A heterozygous CARD11 variant in a patient with infantile atopic disease, humoral deficiency and lymphocytosis

Abstract

The etiology of a vast majority of allergic diseases is presumed to be multifactorial, with environmental and nutritional exposures playing a causal role in polygenically susceptible individuals. The expanding availability of sequencing has allowed the identification of monogenic causes in patients presenting with severe atopic disease with or without other co-morbidities. Here, we describe a case of severe atopic dermatitis and hypogammaglobinemia associated with a CARD11 loss-of-function. Patient is an otherwise healthy 7-month male who presented with severe atopic dermatitis and seborrheic dermatitis. Eczematous lesions developed at 3 months of age and progressed despite standard treatment with topical steroids. There was no history of immunodeficiency or atopy in the family. Physical exam was notable for extensive scaly and xerotic plaques with lichenification. Workup revealed hypereosinophilia, high IgE (179 kIU/L), normal IgA (10 mg/dL), low IgM (6 mg/dL) and IgG (41 mg/dL).
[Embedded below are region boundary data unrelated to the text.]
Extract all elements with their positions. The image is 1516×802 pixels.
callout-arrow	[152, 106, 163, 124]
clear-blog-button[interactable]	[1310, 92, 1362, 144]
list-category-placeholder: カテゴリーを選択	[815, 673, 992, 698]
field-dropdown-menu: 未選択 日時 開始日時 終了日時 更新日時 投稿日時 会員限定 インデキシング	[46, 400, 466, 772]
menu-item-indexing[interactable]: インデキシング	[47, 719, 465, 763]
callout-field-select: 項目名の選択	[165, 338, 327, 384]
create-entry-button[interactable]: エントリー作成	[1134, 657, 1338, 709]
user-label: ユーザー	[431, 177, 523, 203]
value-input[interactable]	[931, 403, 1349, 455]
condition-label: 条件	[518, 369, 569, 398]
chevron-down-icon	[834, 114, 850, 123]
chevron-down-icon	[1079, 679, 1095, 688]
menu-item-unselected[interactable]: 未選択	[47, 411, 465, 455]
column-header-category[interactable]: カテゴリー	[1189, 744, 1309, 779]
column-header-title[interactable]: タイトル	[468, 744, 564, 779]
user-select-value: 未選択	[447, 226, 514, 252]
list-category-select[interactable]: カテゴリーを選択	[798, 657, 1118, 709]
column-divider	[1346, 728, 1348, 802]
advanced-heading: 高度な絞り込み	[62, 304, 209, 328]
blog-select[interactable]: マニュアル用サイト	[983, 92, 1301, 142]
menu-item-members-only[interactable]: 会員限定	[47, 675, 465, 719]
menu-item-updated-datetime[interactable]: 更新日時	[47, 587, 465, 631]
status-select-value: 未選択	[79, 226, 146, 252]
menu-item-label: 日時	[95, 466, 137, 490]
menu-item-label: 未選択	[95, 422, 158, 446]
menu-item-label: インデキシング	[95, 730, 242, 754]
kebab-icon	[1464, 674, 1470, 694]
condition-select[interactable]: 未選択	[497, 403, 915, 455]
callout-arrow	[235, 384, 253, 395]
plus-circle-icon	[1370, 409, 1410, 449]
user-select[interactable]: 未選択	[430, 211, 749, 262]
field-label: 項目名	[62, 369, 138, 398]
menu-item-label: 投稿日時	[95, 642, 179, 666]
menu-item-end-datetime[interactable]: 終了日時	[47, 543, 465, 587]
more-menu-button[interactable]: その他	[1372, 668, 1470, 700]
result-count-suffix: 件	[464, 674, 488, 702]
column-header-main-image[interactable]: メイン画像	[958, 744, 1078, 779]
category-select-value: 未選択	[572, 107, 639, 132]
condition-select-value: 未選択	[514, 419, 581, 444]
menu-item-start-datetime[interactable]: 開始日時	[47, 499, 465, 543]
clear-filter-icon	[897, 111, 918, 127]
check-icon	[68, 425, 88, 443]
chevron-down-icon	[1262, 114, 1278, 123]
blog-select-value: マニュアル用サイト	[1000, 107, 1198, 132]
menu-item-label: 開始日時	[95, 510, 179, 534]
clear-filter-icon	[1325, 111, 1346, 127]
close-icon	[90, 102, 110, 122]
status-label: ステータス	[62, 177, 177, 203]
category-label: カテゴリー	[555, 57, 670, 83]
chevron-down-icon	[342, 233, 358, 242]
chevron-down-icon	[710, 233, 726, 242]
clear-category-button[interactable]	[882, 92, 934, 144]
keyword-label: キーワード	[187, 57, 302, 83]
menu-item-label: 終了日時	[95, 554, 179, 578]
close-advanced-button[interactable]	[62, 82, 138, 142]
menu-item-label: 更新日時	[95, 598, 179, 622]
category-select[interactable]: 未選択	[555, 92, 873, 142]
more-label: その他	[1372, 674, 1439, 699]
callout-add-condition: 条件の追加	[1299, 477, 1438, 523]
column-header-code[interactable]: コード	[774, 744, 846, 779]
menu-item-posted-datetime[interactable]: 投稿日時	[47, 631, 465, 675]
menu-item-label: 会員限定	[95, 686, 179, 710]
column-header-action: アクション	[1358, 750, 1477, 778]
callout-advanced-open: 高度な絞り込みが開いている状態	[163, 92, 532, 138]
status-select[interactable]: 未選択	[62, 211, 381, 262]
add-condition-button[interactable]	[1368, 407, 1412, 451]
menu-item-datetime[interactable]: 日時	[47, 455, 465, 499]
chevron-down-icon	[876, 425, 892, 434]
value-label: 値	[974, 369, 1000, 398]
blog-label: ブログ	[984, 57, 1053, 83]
Lymphocyte analysis was significant for mild B-cell lymphocytosis (1,063 cells/cm2) with appropriate subsets. Patient was initiated on subcutaneous replacement immunoglobulin. Whole exome trio sequencing identified a de novo CARD11 variant (c.221G>A, p.G74D). Confirmatory testing in a CARD11 deficient Jurkat T-cell line demonstrated loss-of-function and dominant interference of wild-type CARD11 signaling.CARD11 encodes a membrane-associated protein that partners with BCL10 and MALT1 to form the CBM complex responsible for integrating antigenreceptor engagement with downstream activation of NF-κB. Recently, heterozygous hypomorphic mutations in CARD11 have been discovered in patients with severe atopic manifestations, otherwise known as CARD11-associated atopy with dominant interference of NF-κB signaling (CADINS). Our case highlights the need for genetic testing in the evaluation of patients with severe and/or unusual atopy. We discovered a novel CADINS variant (p.G74D) in an infant presenting with extensive atopic dermatitis, seborrheic dermatitis, and hypogammaglobulinemia. Curiously, our patient also developed B cell lymphocytosis in the first year of life which is typically associated with BENTA disease. However, no gain-of-function activity was detected on in vitro testing. Further studies are needed to elucidate if modulation of CARD11 signaling by this variant can explain both gain-of-function and loss-of-function phenotypic features, as noted in prior cases.